I'm happy. I'm happy. I'm peacock proud and honeymoon happy to be your bishop.
I'm happy but I ain't satisfied because we can do better, and we will do better. So the question asks itself: “Bishop, where do we go from here?” I'm glad you asked.
First and foremost, we must all be committed to be an annual conference anchored in prayer.
I believe in the power of prayer. One of the reasons I believe that I was assigned to be your bishop is that I believe we can move this conference further and farther along with our prayer ministries and our prayer effectiveness. I want us to become more of a praying conference.

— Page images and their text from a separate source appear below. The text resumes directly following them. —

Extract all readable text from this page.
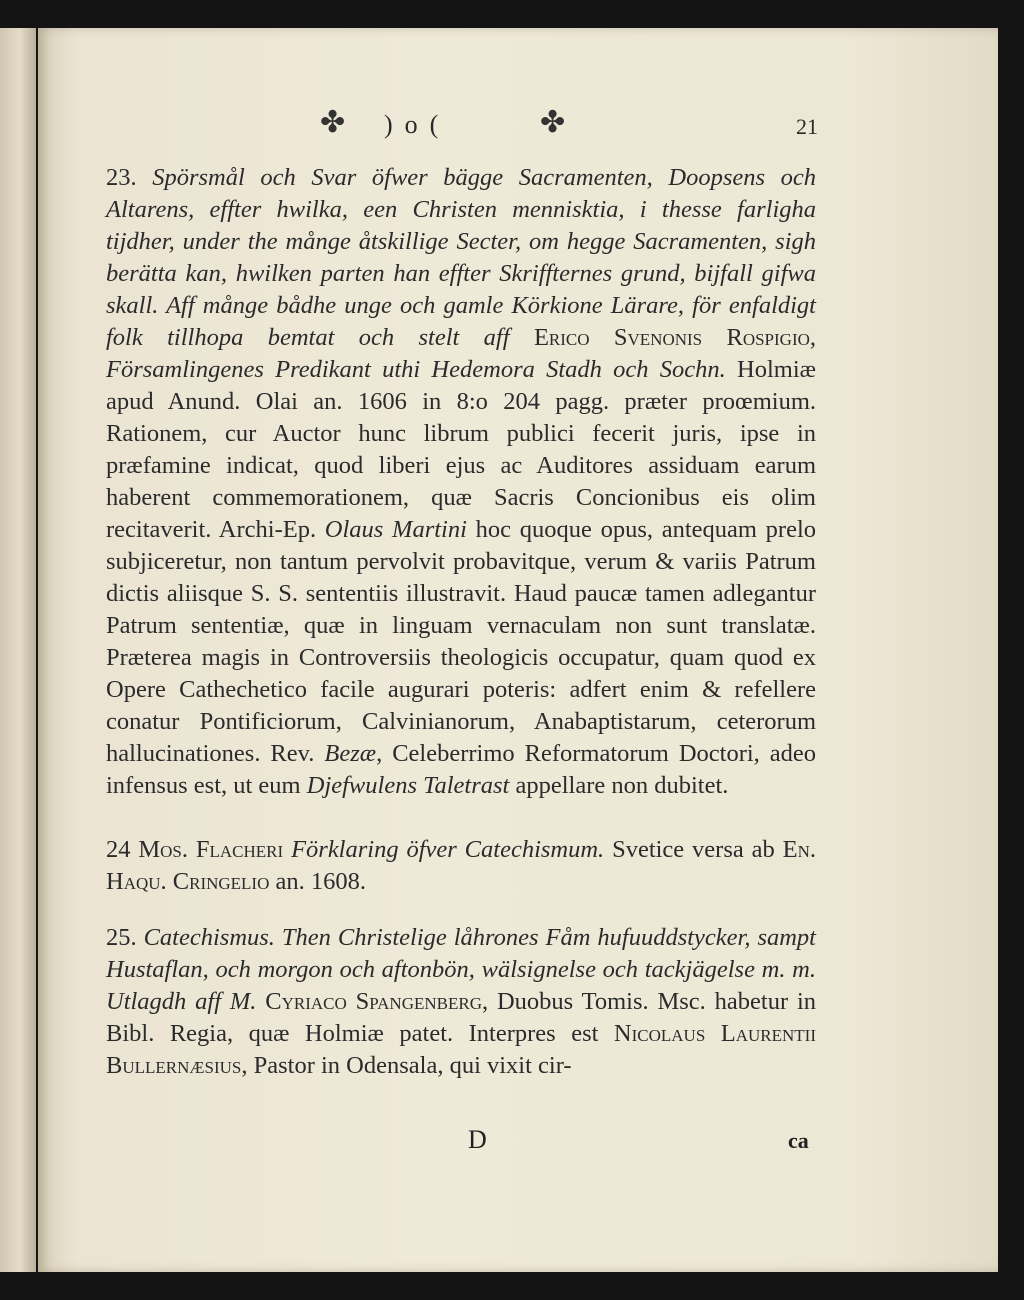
✤ )o(	✤	21

23. Spörsmål och Svar öfwer bägge Sacramenten, Doopsens och Altarens, effter hwilka, een Christen mennisktia, i thesse farligha tijdher, under the månge åtskillige Secter, om hegge Sacramenten, sigh berätta kan, hwilken parten han effter Skriffternes grund, bijfall gifwa skall. Aff månge bådhe unge och gamle Körkione Lärare, för enfaldigt folk tillhopa bemtat och stelt aff Erico Svenonis Rospigio, Församlingenes Predikant uthi Hedemora Stadh och Sochn. Holmiæ apud Anund. Olai an. 1606 in 8:o 204 pagg. præter proœmium. Rationem, cur Auctor hunc librum publici fecerit juris, ipse in præfamine indicat, quod liberi ejus ac Auditores assiduam earum haberent commemorationem, quæ Sacris Concionibus eis olim recitaverit. Archi-Ep. Olaus Martini hoc quoque opus, antequam prelo subjiceretur, non tantum pervolvit probavitque, verum & variis Patrum dictis aliisque S. S. sententiis illustravit. Haud paucæ tamen adlegantur Patrum sententiæ, quæ in linguam vernaculam non sunt translatæ. Præterea magis in Controversiis theologicis occupatur, quam quod ex Opere Cathechetico facile augurari poteris: adfert enim & refellere conatur Pontificiorum, Calvinianorum, Anabaptistarum, ceterorum hallucinationes. Rev. Bezæ, Celeberrimo Reformatorum Doctori, adeo infensus est, ut eum Djefwulens Taletrast appellare non dubitet.

24 Mos. Flacheri Förklaring öfver Catechismum. Svetice versa ab En. Haqu. Cringelio an. 1608.

25. Catechismus. Then Christelige låhrones Fåm hufuuddstycker, sampt Hustaflan, och morgon och aftonbön, wälsignelse och tackjägelse m. m. Utlagdh aff M. Cyriaco Spangenberg, Duobus Tomis. Msc. habetur in Bibl. Regia, quæ Holmiæ patet. Interpres est Nicolaus Laurentii Bullernæsius, Pastor in Odensala, qui vixit cir-

D	ca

Second, it really is all about Jesus.
Knowing him and making him known, we must strive to be a Christ-centered conference. Third, I want an annual conference that generally loves one another. The Bible says that folks will recognize that we belong to Jesus because of our love for one another. This love expresses radical hospitality. This love extends grace and space toward one another. This love speaks the truth with honesty and clarity and with integrity, and love looks for ways to express itself through mission and ministry outreach.
I want an annual conference that loves to give. Now, as far as I understand, tithing is not a suggestion. It's not even an option. Financial accountability and Christian stewardship go hand in hand.
Finally, I want an annual conference, and this will not surprise any of you, that knows how to catch fish.
Our call is to make disciples and to transform the world. Our challenge is to develop leaders with depth and compassion, ones committed to being the hands and the feet of Jesus to a needy, sin-sick world. Let us be committed to reclaiming and retaining our Wesleyan DNA, one hand up to God and one hand reaching out to the people that God loves, all God's people. Let us also continue to engage in the work that God has assigned to this annual conference.
Now, it will take the power of God to hold our denomination together. I'm aware of that. My prayer continues to be for the Illinois Great Rivers, yea even in my personal life, my prayer is this. You've heard it many times. “Lord, send the gentle wind of Holy Spirit. Blow upon the embers of my heart and fan me into flames for Jesus once again.”
We can determine what type of annual conference we want to be. I don't know about you, but my hope is built on nothing less than Jesus' blood and righteousness. I dare not trust the sweetest frame, but wholly lean on Jesus' name, on Christ the solid rock I stand. All other ground is sinking sand.
When we stand for Christ and with Christ and we're motivated to move in Christ, I believe the old ship will turn around. God bless you.